Vietnam to sell 240,000 tonnes of rice to Malaysia: sources

Published Mon, Feb 2, 2015 · 04:23 AM

[HANOI] Vietnam has reached an agreement to sell 240,000 tonnes of rice to Malaysia, although the small volume and an eight-month loading schedule mean grain export prices will stay near multi-month lows, a state-run newspaper and traders said on Monday.

The country will ship the five per cent broken rice to Malaysia over April to November, the Vietnam Economic Times newspaper said, coinciding with the peak for Vietnam's main winter-spring crop harvest that is expected to provide more than 5 million tonnes of unhusked rice mostly for export.

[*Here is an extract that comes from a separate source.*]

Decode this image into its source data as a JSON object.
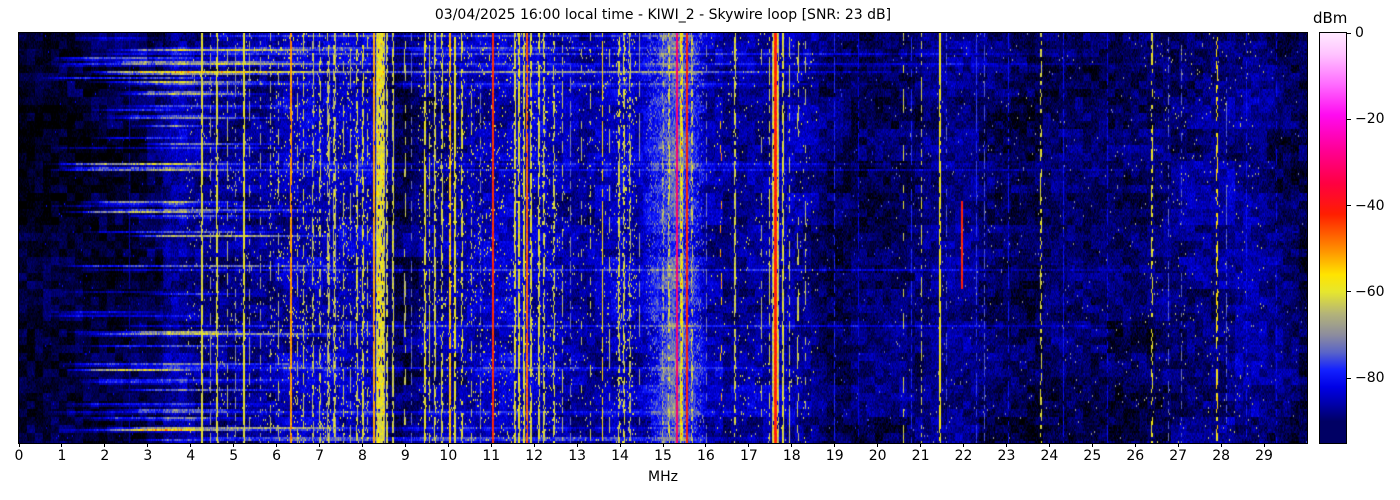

An official at the Vietnam Food Association, which oversees the country's rice exports, declined to comment on the deal with Malaysia, the third-biggest buyer of Vietnamese rice after China and the Philippines.

While the report did not give any detail on the deal price, a Vietnamese private trader estimated that both sides may have agreed to a price of US$385 a tonne, free-on-board (FOB). "Vietnam has yet to publish the price of the deal as it is still eyeing a demand from the Philippines," another rice exporter said.

The Philippines plans to import up to 500,000 tonnes for delivery between March and May to boost stockpiles and might go for a government-to-government deal, government and trade sources said last week.

The price for Vietnam's five per cent broken rice fell to US$358-US$360 a tonne on Monday, FOB, from US$360-US$370 last week. The lower end of the range is the weakest price for the grain since mid-September, 2013, Reuters data shows.

Traders in Ho Chi Minh City said they do not see any upside to Vietnamese rice export prices from the deal with Malaysia given its long loading duration. Malaysia took 470,000 tonnes of Vietnamese rice in 2014, up 1.5 per cent on year. "With some 30,000 tonnes to be shipped per month (April-Nov 2015), this small volume will not affect the market supply and prices," said a trader at a foreign firm in Ho Chi Minh City.